There are other groups in Greece who see thing differently, that being in Government is not the be all and end all for the working class. These are the groups that remind everyone that a government of the left is not the main aim of the party but instead a transition point leading towards Socialism.

The Greek Government is at the moment isolated and it seems it is being used as an example to other countries, which are facing a similar problem. Therefore it becomes clear that what is needed is that other countries must also be mobilised so that they can start a Europe–wide uprising to overthrow austerity.
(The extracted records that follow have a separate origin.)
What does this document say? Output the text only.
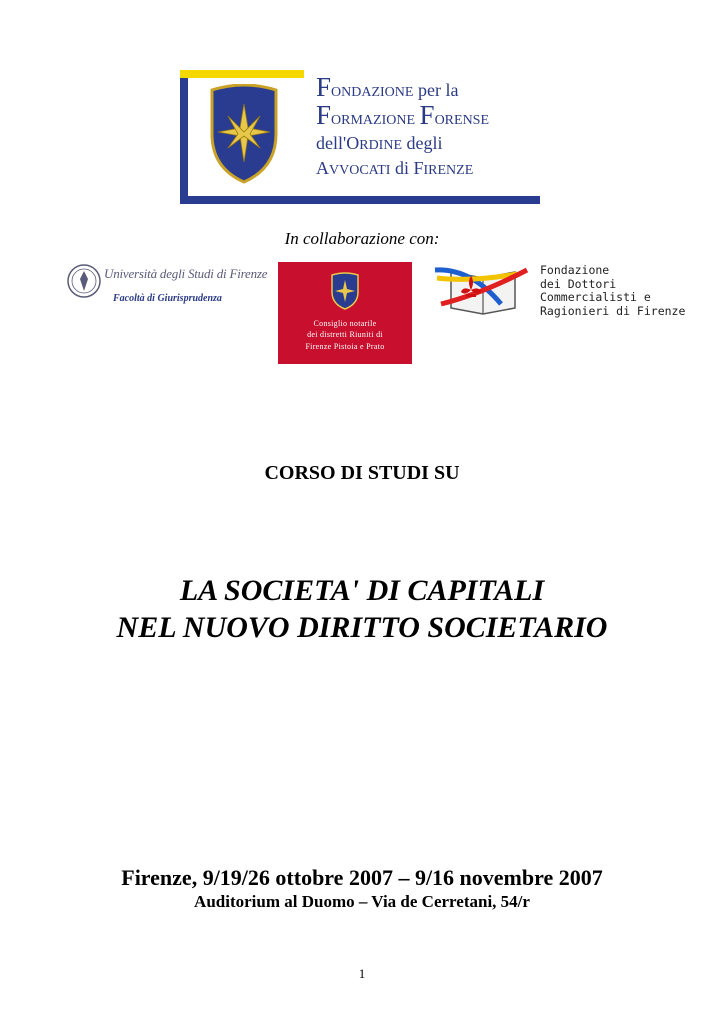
FONDAZIONE per la
FORMAZIONE FORENSE
dell'ORDINE degli
AVVOCATI di FIRENZE
In collaborazione con:
Università degli Studi di Firenze
Facoltà di Giurisprudenza
Consiglio notarile
dei distretti Riuniti di
Firenze Pistoia e Prato
Fondazione
dei Dottori
Commercialisti e
Ragionieri di Firenze
CORSO DI STUDI SU
LA SOCIETA' DI CAPITALI
NEL NUOVO DIRITTO SOCIETARIO
Firenze, 9/19/26 ottobre 2007 – 9/16 novembre 2007
Auditorium al Duomo – Via de Cerretani, 54/r
1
The decline of mass strikes in the 2010-2012 period, which ensured the success of Syriza, has resulted in a lull, while the effectiveness of the elected leaders is being tested.  Indeed, Syriza has a very crucial role to play in defending the original positions, which enables the Government to remain connected to the original policies. But this is not enough. It must put in place mechanisms that will attempt to mobilize a mass challenge against the Troika. The resistance to all the internal and international pressures for privatisation is going to depend directly on mass mobilization. All the plans that speak to the above are supposed to be developed quickly because time is running out.

The convincing 63% No-vote against the austerity measures, held on 10 July reflected the sentiment and attitude of the Greek working and suffering majority towards the troika prescriptions. The subsequent signing of another Memorandum (August 2015) and further entanglement of the country into troika financial entrapment by the Tsipras–led  government raises the question of the role of the radical left formations in future developments. These formations, as a front of collaboration, constituted the Popular Unity as a political front. They stood in the parliamentary elections held on 20 September but could not gain the minimum 3% threshold required to get parliamentary representation. The Antarsya coalition expressed a willingness to work in and for a progressive front for joint action. With the movement having to rejuvenate itself and elections in Spain looming in November, the road ahead for Europe’s radical left holds possibilities for advances, notwithstanding the disappointments suffered.